Example: Creating a trigger to delete related orders when a customer is deleted
CREATE TRIGGER trg_AfterCustomerDelete ON Customers AFTER DELETE AS BEGIN DELETE FROM Orders WHERE CustomerID IN (SELECT CustomerID FROM deleted); END;
The trg_AfterCustomerDelete
trigger automatically executes whenever a customer is deleted from the Customers table. It deletes all orders corresponding to the deleted customers (from the deleted
table) in the Orders table, thereby maintaining data integrity.
TRUNCATE:
- Trigger not activated: DELETE triggers do not activate when using TRUNCATE, so no additional logic is executed during deletion (since data pages are deallocated, there is no opportunity for triggers to run).
DELETE:
- Trigger activated: DELETE triggers are activated, allowing additional logic to execute automatically when data is deleted.
5. Permissions
TRUNCATE:
- Requires higher permissions: Typically requires ALTER TABLE permissions.
DELETE:
- Requires lower permissions: Only DELETE permissions are needed.
■ Usage of TRUNCATE and DELETE
BigQuery is a comprehensive data warehouse, and instead of the TRUNCATE command, you can use the DELETE command to remove all data from a table. BigQuery is optimized for handling large-scale data, making it efficient even when deleting entire datasets. In MSSQL, both TRUNCATE and DELETE commands are supported, allowing you to utilize their respective features.
-- Delete all rows in BigQuery DELETE FROM dataset.table_name WHERE TRUE; -- Delete rows with specific conditions in BigQuery DELETE FROM dataset.table_name WHERE condition; -- Example of using TRUNCATE in MSSQL TRUNCATE TABLE dbo.table_name; -- Example of using DELETE in MSSQL DELETE FROM dbo.table_name WHERE condition;
■ Real Business Cases
1. Data Initialization and Removal of Temporary Data (Using TRUNCATE)
In data warehouses, when using tables that periodically store temporary data, there is a need to initialize the data to free up storage space. In such cases, the TRUNCATE command can be used to quickly delete all data.
-- Initialize temporary data table TRUNCATE TABLE dbo.temp_table;
2. Deleting Data Based on Specific Conditions (Using DELETE)
In user management systems, the DELETE command is used to remove inactive user accounts or log data that is older than a certain period. This allows for the selective deletion of only the necessary data.
-- Delete inactive users older than one year DELETE FROM dbo.users WHERE last_active < DATEADD(year, -1, GETDATE());
3. Preparing for Data Migration (Using TRUNCATE)
During the process of migrating data to the cloud, after successfully replicating existing SQL Server data to GCP, TRUNCATE can be used to clean up the data in SQL Server.

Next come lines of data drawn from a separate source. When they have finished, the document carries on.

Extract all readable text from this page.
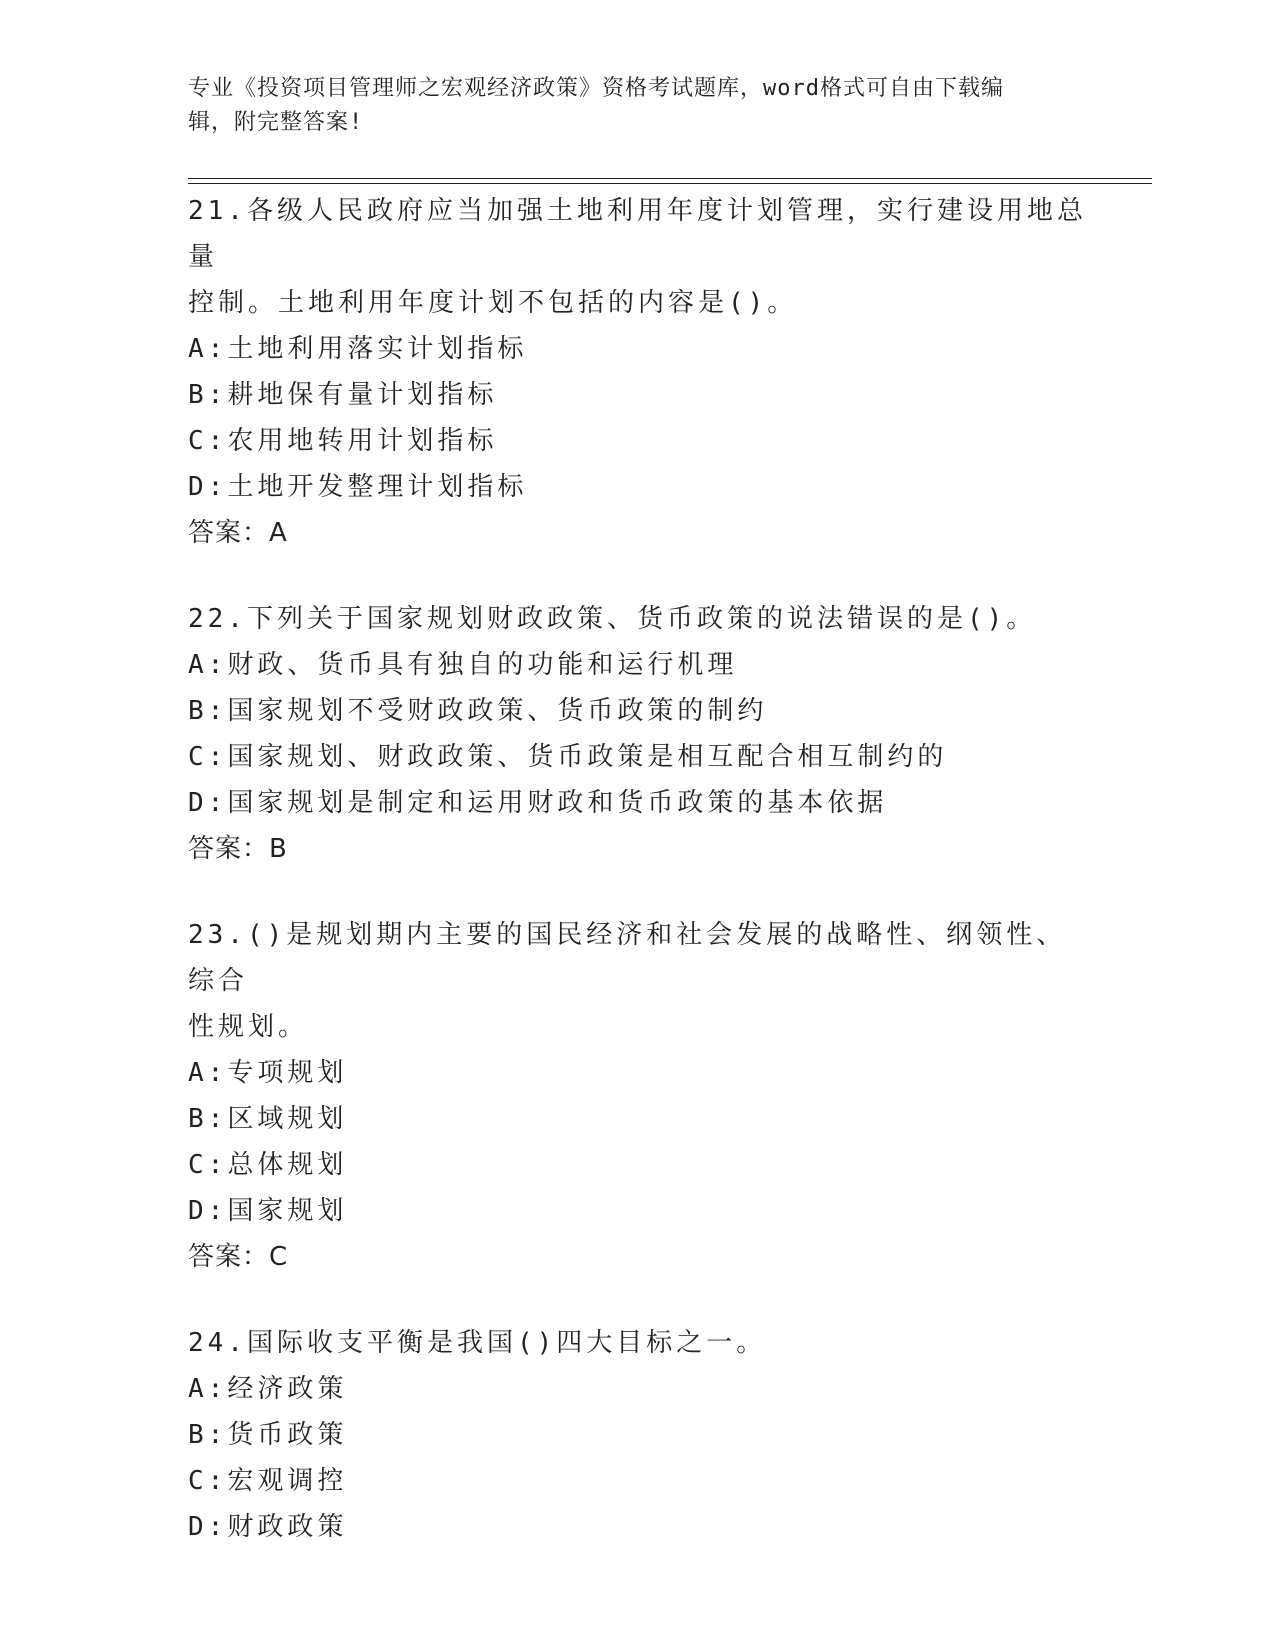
专业《投资项目管理师之宏观经济政策》资格考试题库，word格式可自由下载编
辑，附完整答案!
21.各级人民政府应当加强土地利用年度计划管理，实行建设用地总量
控制。土地利用年度计划不包括的内容是()。
A:土地利用落实计划指标
B:耕地保有量计划指标
C:农用地转用计划指标
D:土地开发整理计划指标
答案：A
22.下列关于国家规划财政政策、货币政策的说法错误的是()。
A:财政、货币具有独自的功能和运行机理
B:国家规划不受财政政策、货币政策的制约
C:国家规划、财政政策、货币政策是相互配合相互制约的
D:国家规划是制定和运用财政和货币政策的基本依据
答案：B
23.()是规划期内主要的国民经济和社会发展的战略性、纲领性、综合
性规划。
A:专项规划
B:区域规划
C:总体规划
D:国家规划
答案：C
24.国际收支平衡是我国()四大目标之一。
A:经济政策
B:货币政策
C:宏观调控
D:财政政策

This helps in quickly deallocating data pages and recovering storage space.
-- Initialize table after data migration TRUNCATE TABLE dbo.prod_tracking_users;
4. Log Data Management (Using DELETE)
When managing log data for web applications, the DELETE command can be used to remove only old logs that meet specific conditions, thereby controlling the size of the database.
-- Delete logs older than 30 days DELETE FROM dbo.event_logs WHERE event_date < DATEADD(day, -30, GETDATE());
■ Conclusion
TRUNCATE and DELETE are important commands used for deleting data in databases. TRUNCATE is useful for quickly deleting all data and resetting the auto-increment counter, while DELETE is suitable for selectively deleting specific data that meets certain conditions. By appropriately utilizing each command in BigQuery and MSSQL, you can enhance the efficiency of data management. It is hoped that this article helps in effectively managing databases according to business requirements.